A CASE OF ONE-STAGE OPERATION FOR ABDOMINAL AORTIC ANEURYSM WITH SYNCHRONOUS DOUBLE CANCER OF THE STOMACH AND RECTUM

An 82-year-old man was admitted to the hospital because of an abdominal mass and anorexia. Abdominal ultrasonography (US) and CT scan revealed an infrarenal type abdominal aortic aneurysm 7.6×10 cm in dimension. Upper gastrointestinal endoscopic examination revealed type 3 advanced cancer at the antrum and type IIc cancer at the middle body of the stomach. In adittion advanced cancer of the upper rectum was detected by barium enema. One-stage operation was carried out for the concomitant infrarenal abdominal aortic aneurysm and double advanced cancer of the stomach and rectum. In this case, a resection and grafting of the aneurysm preceded a distal partia gastrectomy and a Hartmann's operation. The postoperative course was uneventful without graft infection. He is doing well without signs of recurrence as of six months after the operation. We report that the one-stage operation is possible for abdominal aortic aneurysm with synchronous cancer of the upper and lower gastrointestinal tract under a careful attention to prevent graft infection.

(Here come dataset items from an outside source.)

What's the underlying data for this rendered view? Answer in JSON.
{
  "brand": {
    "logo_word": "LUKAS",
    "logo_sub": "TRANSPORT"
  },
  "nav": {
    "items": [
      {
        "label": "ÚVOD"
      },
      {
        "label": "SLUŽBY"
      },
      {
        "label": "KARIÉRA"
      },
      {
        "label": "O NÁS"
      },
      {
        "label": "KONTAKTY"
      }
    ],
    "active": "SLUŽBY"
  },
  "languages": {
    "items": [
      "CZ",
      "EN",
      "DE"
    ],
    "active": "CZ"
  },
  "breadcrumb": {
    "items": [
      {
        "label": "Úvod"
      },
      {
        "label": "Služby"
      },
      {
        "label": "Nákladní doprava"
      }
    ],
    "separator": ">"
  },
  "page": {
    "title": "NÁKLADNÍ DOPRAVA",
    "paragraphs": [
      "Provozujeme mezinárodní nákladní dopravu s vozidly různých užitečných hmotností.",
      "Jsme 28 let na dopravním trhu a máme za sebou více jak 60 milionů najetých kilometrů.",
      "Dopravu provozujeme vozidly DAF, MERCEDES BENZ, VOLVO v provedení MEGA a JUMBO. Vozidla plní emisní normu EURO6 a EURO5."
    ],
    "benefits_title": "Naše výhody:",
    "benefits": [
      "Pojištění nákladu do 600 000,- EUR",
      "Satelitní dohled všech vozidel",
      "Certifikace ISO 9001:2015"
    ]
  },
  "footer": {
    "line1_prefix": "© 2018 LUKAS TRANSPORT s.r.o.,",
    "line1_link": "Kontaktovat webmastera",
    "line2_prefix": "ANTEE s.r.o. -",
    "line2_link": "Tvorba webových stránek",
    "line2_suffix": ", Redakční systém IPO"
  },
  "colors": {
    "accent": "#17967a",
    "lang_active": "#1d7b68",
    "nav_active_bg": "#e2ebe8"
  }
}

A CASE OF SYNCHRONOUS MULTIPLE CANCER OF THE ESOPHAGUS, STOMACH, COLON, AND LIVER

A 61-year-old man complained of epigastric pain and diagnosed as having gastric cancer at elsewhere was referred to the department of internal medicine in our hospital. After admission, close exploration of the digestive organs demonstrated carcinoma of the esophagus, stomach, and descending colon. Abdominal CT scan showed hepatoma. Triple cancer with hepatic metastasis was diagnosed. After systemic chemotherapy, a total gastrectomy, a left hemicolectomy, and a partial hepatectomy (S5) were performed. After the operation, the hepatic tumor was diagnosed as hepatocellular carcinoma, and the definite diagnosis was made as synchronous quadruple cancer. Radiotherapy was conducted for the esophageal cancer.
Pathologically, the esophageal cancer was moderately differentiated squamous cell carcinoma (at a biopsy); the gastric cancer was moderately differentiated tubular adenocarcinoma, T2, N1, and Stage II; the colonic cancer was well differentiated adenocarcinoma, sm, n (-), and Stage I; and the hepatic cancer was moderately differentiated hepatocellular carcinoma, T2, N0, M0, and Stage II.
We tend to select more invasive surgeries for treatment of multiple carcinoma, but in this case, minimal invasive surgery could be performed by combining with chemotherapy and radiotherapy, with an uneventful postoperative course.